Increase the amount of vitamin C-rich fresh fruit and vegetable juices gets. If you are breastfeeding, increase your intake of these foods, and your baby will benefit.
If he develops a fever, give him paracetamol suspension under a doctor’s direction.
Breathlessness or asthma
Asthma in most children is a reaction to a trigger, and the haze is always a likely suspect. The haze can make asthma worse, so if your baby is wheezing or breathless, consult your doctor immediately.
Apply a few drops of saline solution (available at most pharmacies) to help relieve irritation. Some mothers believe that a few drops of breastmilk are just as effective.
These tips can help you and your older children stay more comfortable during the haze.
- If you or your husband, or older children wear contact lenses, stop wearing them and go back to using glasses for a while until the haze subsides.
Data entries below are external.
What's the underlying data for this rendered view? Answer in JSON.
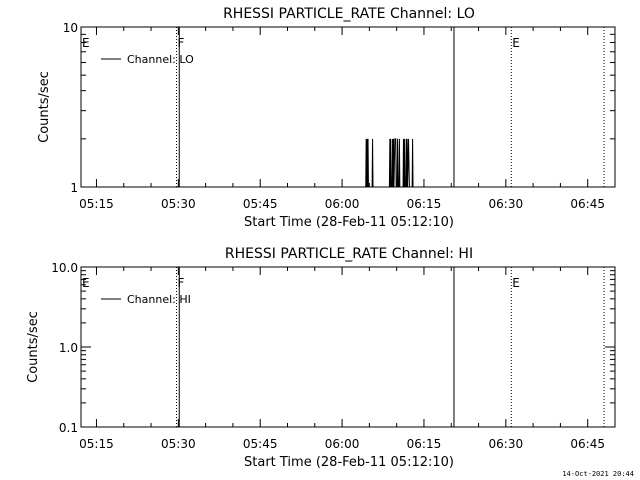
{
  "chart_data": [
    {
      "type": "line",
      "title": "RHESSI PARTICLE_RATE Channel: LO",
      "xlabel": "Start Time (28-Feb-11 05:12:10)",
      "ylabel": "Counts/sec",
      "log_y": true,
      "ylim": [
        1,
        10
      ],
      "y_ticks": [
        {
          "value": 1,
          "label": "1"
        },
        {
          "value": 10,
          "label": "10"
        }
      ],
      "xlim": [
        "05:12:10",
        "06:50:00"
      ],
      "x_ticks": [
        "05:15",
        "05:30",
        "05:45",
        "06:00",
        "06:15",
        "06:30",
        "06:45"
      ],
      "legend": {
        "entries": [
          "Channel: LO"
        ],
        "placement": "top-left"
      },
      "grid": false,
      "markers": [
        {
          "label": "E",
          "time": "05:12:10",
          "style": "none"
        },
        {
          "label": "F",
          "time": "05:29:40",
          "style": "dotted"
        },
        {
          "label": "",
          "time": "05:30:10",
          "style": "solid"
        },
        {
          "label": "",
          "time": "06:20:30",
          "style": "solid"
        },
        {
          "label": "E",
          "time": "06:31:00",
          "style": "dotted"
        },
        {
          "label": "",
          "time": "06:48:00",
          "style": "dotted"
        }
      ],
      "series": [
        {
          "name": "Channel: LO",
          "points": [
            [
              "06:04:20",
              1
            ],
            [
              "06:04:25",
              2
            ],
            [
              "06:04:30",
              1
            ],
            [
              "06:04:35",
              2
            ],
            [
              "06:04:40",
              1
            ],
            [
              "06:04:45",
              2
            ],
            [
              "06:04:50",
              1
            ],
            [
              "06:05:30",
              1
            ],
            [
              "06:05:35",
              2
            ],
            [
              "06:05:40",
              1
            ],
            [
              "06:08:40",
              1
            ],
            [
              "06:08:45",
              2
            ],
            [
              "06:08:50",
              1
            ],
            [
              "06:08:55",
              2
            ],
            [
              "06:09:00",
              1
            ],
            [
              "06:09:10",
              1
            ],
            [
              "06:09:15",
              2
            ],
            [
              "06:09:20",
              1
            ],
            [
              "06:09:25",
              2
            ],
            [
              "06:09:30",
              1
            ],
            [
              "06:09:40",
              2
            ],
            [
              "06:09:50",
              2
            ],
            [
              "06:09:55",
              1
            ],
            [
              "06:10:05",
              1
            ],
            [
              "06:10:10",
              2
            ],
            [
              "06:10:15",
              1
            ],
            [
              "06:10:25",
              1
            ],
            [
              "06:10:30",
              2
            ],
            [
              "06:10:35",
              1
            ],
            [
              "06:11:10",
              1
            ],
            [
              "06:11:15",
              2
            ],
            [
              "06:11:20",
              1
            ],
            [
              "06:11:25",
              2
            ],
            [
              "06:11:30",
              1
            ],
            [
              "06:11:40",
              1
            ],
            [
              "06:11:45",
              2
            ],
            [
              "06:11:50",
              1
            ],
            [
              "06:11:55",
              2
            ],
            [
              "06:12:00",
              1
            ],
            [
              "06:12:10",
              2
            ],
            [
              "06:12:20",
              1
            ],
            [
              "06:12:50",
              1
            ],
            [
              "06:12:55",
              2
            ],
            [
              "06:13:00",
              1
            ]
          ]
        }
      ]
    },
    {
      "type": "line",
      "title": "RHESSI PARTICLE_RATE Channel: HI",
      "xlabel": "Start Time (28-Feb-11 05:12:10)",
      "ylabel": "Counts/sec",
      "log_y": true,
      "ylim": [
        0.1,
        10
      ],
      "y_ticks": [
        {
          "value": 0.1,
          "label": "0.1"
        },
        {
          "value": 1,
          "label": "1.0"
        },
        {
          "value": 10,
          "label": "10.0"
        }
      ],
      "xlim": [
        "05:12:10",
        "06:50:00"
      ],
      "x_ticks": [
        "05:15",
        "05:30",
        "05:45",
        "06:00",
        "06:15",
        "06:30",
        "06:45"
      ],
      "legend": {
        "entries": [
          "Channel: HI"
        ],
        "placement": "top-left"
      },
      "grid": false,
      "markers": [
        {
          "label": "E",
          "time": "05:12:10",
          "style": "none"
        },
        {
          "label": "F",
          "time": "05:29:40",
          "style": "dotted"
        },
        {
          "label": "",
          "time": "05:30:10",
          "style": "solid"
        },
        {
          "label": "",
          "time": "06:20:30",
          "style": "solid"
        },
        {
          "label": "E",
          "time": "06:31:00",
          "style": "dotted"
        },
        {
          "label": "",
          "time": "06:48:00",
          "style": "dotted"
        }
      ],
      "series": [
        {
          "name": "Channel: HI",
          "points": []
        }
      ]
    }
  ],
  "footer": {
    "timestamp": "14-Oct-2021 20:44"
  }
}
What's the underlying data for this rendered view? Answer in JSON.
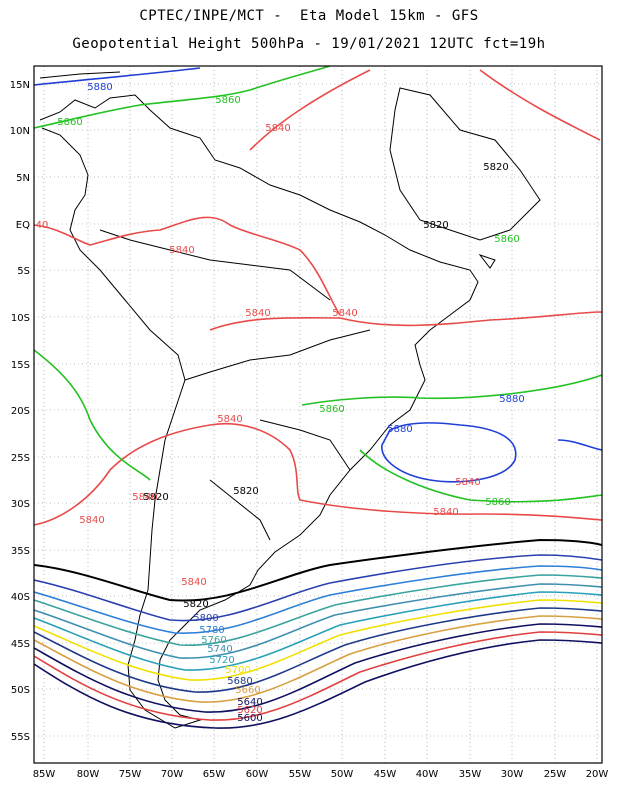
{
  "title_line1": "CPTEC/INPE/MCT -  Eta Model 15km - GFS",
  "title_line2": "Geopotential Height 500hPa - 19/01/2021 12UTC fct=19h",
  "lat_ticks": [
    "15N",
    "10N",
    "5N",
    "EQ",
    "5S",
    "10S",
    "15S",
    "20S",
    "25S",
    "30S",
    "35S",
    "40S",
    "45S",
    "50S",
    "55S"
  ],
  "lon_ticks": [
    "85W",
    "80W",
    "75W",
    "70W",
    "65W",
    "60W",
    "55W",
    "50W",
    "45W",
    "40W",
    "35W",
    "30W",
    "25W",
    "20W"
  ],
  "colors": {
    "5880": "#1f3fd6",
    "5860": "#22c222",
    "5840": "#e84a4a",
    "5820": "#000000",
    "5800": "#2a3fb0",
    "5780": "#2d7fd8",
    "5760": "#3aa3a0",
    "5740": "#3f8fb0",
    "5720": "#2aa0b8",
    "5700": "#f0e000",
    "5680": "#203a8a",
    "5660": "#d8a040",
    "5640": "#101060",
    "5620": "#e04040",
    "5600": "#101060",
    "land": "#000000",
    "grid": "#888888"
  },
  "contour_labels": [
    {
      "text": "5880",
      "level": "5880"
    },
    {
      "text": "5860",
      "level": "5860"
    },
    {
      "text": "5860",
      "level": "5860"
    },
    {
      "text": "5840",
      "level": "5840"
    },
    {
      "text": "40",
      "level": "5840"
    },
    {
      "text": "5840",
      "level": "5840"
    },
    {
      "text": "5840",
      "level": "5840"
    },
    {
      "text": "5840",
      "level": "5840"
    },
    {
      "text": "5840",
      "level": "5840"
    },
    {
      "text": "5820",
      "level": "5820"
    },
    {
      "text": "5820",
      "level": "5820"
    },
    {
      "text": "5820",
      "level": "5820"
    },
    {
      "text": "5860",
      "level": "5860"
    },
    {
      "text": "5860",
      "level": "5860"
    },
    {
      "text": "5880",
      "level": "5880"
    },
    {
      "text": "5880",
      "level": "5880"
    },
    {
      "text": "5840",
      "level": "5840"
    },
    {
      "text": "5860",
      "level": "5860"
    },
    {
      "text": "5840",
      "level": "5840"
    },
    {
      "text": "5840",
      "level": "5840"
    },
    {
      "text": "5840",
      "level": "5840"
    },
    {
      "text": "5820",
      "level": "5820"
    },
    {
      "text": "5840",
      "level": "5840"
    },
    {
      "text": "5820",
      "level": "5820"
    },
    {
      "text": "5800",
      "level": "5800"
    },
    {
      "text": "5780",
      "level": "5780"
    },
    {
      "text": "5760",
      "level": "5760"
    },
    {
      "text": "5740",
      "level": "5740"
    },
    {
      "text": "5720",
      "level": "5720"
    },
    {
      "text": "5700",
      "level": "5700"
    },
    {
      "text": "5680",
      "level": "5680"
    },
    {
      "text": "5660",
      "level": "5660"
    },
    {
      "text": "5640",
      "level": "5640"
    },
    {
      "text": "5620",
      "level": "5620"
    },
    {
      "text": "5600",
      "level": "5600"
    }
  ]
}
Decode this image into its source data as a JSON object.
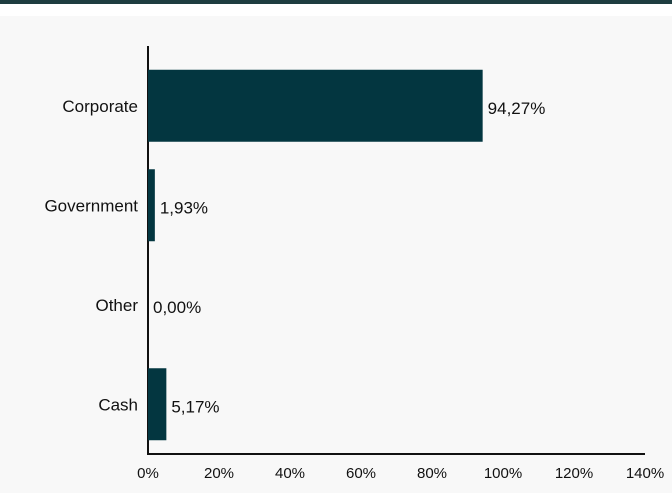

- Symptoms such as sneezing, runny nose, dry throat and cough can be relieved with cold tablets or cough mixture. You can buy them at major pharmacies, but always consult your family doctor or paediatrician before giving medicine to your children.
- When the Air Pollution Index exceeds 150 (in the “Unhealthy” range), wear a mask. Masks that are certified grade N95 are able to keep out fine particulate matter. Change your mask when it becomes soiled or distorted. Standard surgical masks do not provide enough protection from haze particles. Those with respiratory ailments should consult their doctor before using a respirator mask.